Reduzieren wir in der Folge 'Geschlecht' auf die Fähigkeit zur Fortpflanzung, so werden Intersexualität und Transsexualismus
negiert, und bei jenen Menschen, die etwa aus medizinischen Gründen oder aufgrund des Alters keine Kinder bekommen können, müsste konsequenterweise die Geschlechtlichkeit in Frage gestellt werden.

Würden wir das soziale Geschlecht, den Ausdruck des subjektiven Zugehörigkeitsgefühls, als die gesellschaftlich relevanteste Dimension anerkennen, wäre die Integration auch von Menschen, die nicht ins 98%-Schema passen, leicht möglich. Es hat allerdings nichts mit der Fortpflanzungsfähigkeit zu tun und auch nichts mit der Beschaffenheit der äußeren Genitalien.

Ein solcher Paradigmenwechsel könnte eine Vielzahl von Problemen lösen wie etwa die vermeintliche Notwendigkeit geschlechtsanpassender Operationen an intersexen Kleinkindern oder die für transsexuelle Menschen wichtige Änderung des Personenstands und damit zusammenhängend die problematische Bestimmung im § 3 des österreichischen Namensänderungsgesetzes, wonach der erste Vorname nicht "dem Geschlecht widersprechen" darf.

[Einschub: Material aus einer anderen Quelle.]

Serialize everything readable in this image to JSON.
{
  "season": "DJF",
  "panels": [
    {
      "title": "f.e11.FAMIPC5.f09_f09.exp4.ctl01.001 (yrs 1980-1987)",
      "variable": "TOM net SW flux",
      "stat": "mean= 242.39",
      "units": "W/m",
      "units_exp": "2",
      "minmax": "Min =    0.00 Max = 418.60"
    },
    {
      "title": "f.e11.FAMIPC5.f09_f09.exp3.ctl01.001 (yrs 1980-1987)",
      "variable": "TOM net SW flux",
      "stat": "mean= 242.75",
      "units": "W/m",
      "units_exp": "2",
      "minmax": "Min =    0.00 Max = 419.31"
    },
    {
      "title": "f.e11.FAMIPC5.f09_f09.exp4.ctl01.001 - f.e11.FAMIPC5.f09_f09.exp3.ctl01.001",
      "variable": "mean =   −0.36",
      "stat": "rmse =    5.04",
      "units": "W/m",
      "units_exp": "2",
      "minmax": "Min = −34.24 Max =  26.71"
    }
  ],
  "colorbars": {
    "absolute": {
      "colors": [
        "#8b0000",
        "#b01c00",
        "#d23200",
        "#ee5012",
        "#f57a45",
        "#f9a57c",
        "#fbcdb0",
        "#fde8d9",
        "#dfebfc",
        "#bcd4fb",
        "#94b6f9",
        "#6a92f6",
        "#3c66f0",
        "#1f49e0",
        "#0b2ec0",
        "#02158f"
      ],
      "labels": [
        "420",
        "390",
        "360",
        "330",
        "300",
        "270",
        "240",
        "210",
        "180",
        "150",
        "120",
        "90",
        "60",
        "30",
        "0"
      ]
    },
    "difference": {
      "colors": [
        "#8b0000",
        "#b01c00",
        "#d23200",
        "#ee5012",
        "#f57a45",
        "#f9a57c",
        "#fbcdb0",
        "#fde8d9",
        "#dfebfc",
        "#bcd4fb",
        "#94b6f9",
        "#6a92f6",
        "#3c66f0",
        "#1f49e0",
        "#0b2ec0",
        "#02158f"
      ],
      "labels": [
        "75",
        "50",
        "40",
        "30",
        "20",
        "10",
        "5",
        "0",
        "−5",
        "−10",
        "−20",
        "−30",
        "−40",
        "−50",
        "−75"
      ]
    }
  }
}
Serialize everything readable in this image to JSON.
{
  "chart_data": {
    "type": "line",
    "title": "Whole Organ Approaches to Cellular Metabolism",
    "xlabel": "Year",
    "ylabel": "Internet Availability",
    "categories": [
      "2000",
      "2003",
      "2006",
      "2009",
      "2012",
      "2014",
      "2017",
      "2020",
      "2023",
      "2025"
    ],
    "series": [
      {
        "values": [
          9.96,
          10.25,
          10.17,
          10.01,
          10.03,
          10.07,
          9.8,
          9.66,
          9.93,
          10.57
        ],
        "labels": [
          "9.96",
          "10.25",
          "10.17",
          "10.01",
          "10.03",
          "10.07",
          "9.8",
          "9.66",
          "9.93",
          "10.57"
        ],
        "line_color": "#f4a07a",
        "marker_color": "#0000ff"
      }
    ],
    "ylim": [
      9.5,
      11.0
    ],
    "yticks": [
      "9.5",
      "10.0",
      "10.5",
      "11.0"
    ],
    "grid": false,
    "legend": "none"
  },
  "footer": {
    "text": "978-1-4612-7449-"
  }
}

Einzig die eifrigen Kämpfer gegen die Homosexualität hätten ein ernstes Problem, weil sich die nirgendwo mehr so richtig festmachen ließe. Aber das tut sie genau genommen ja jetzt schon nicht.

Ich denk mir: Das fällt unter 'alles'. Darum kann man sich bekanntlich nicht kümmern.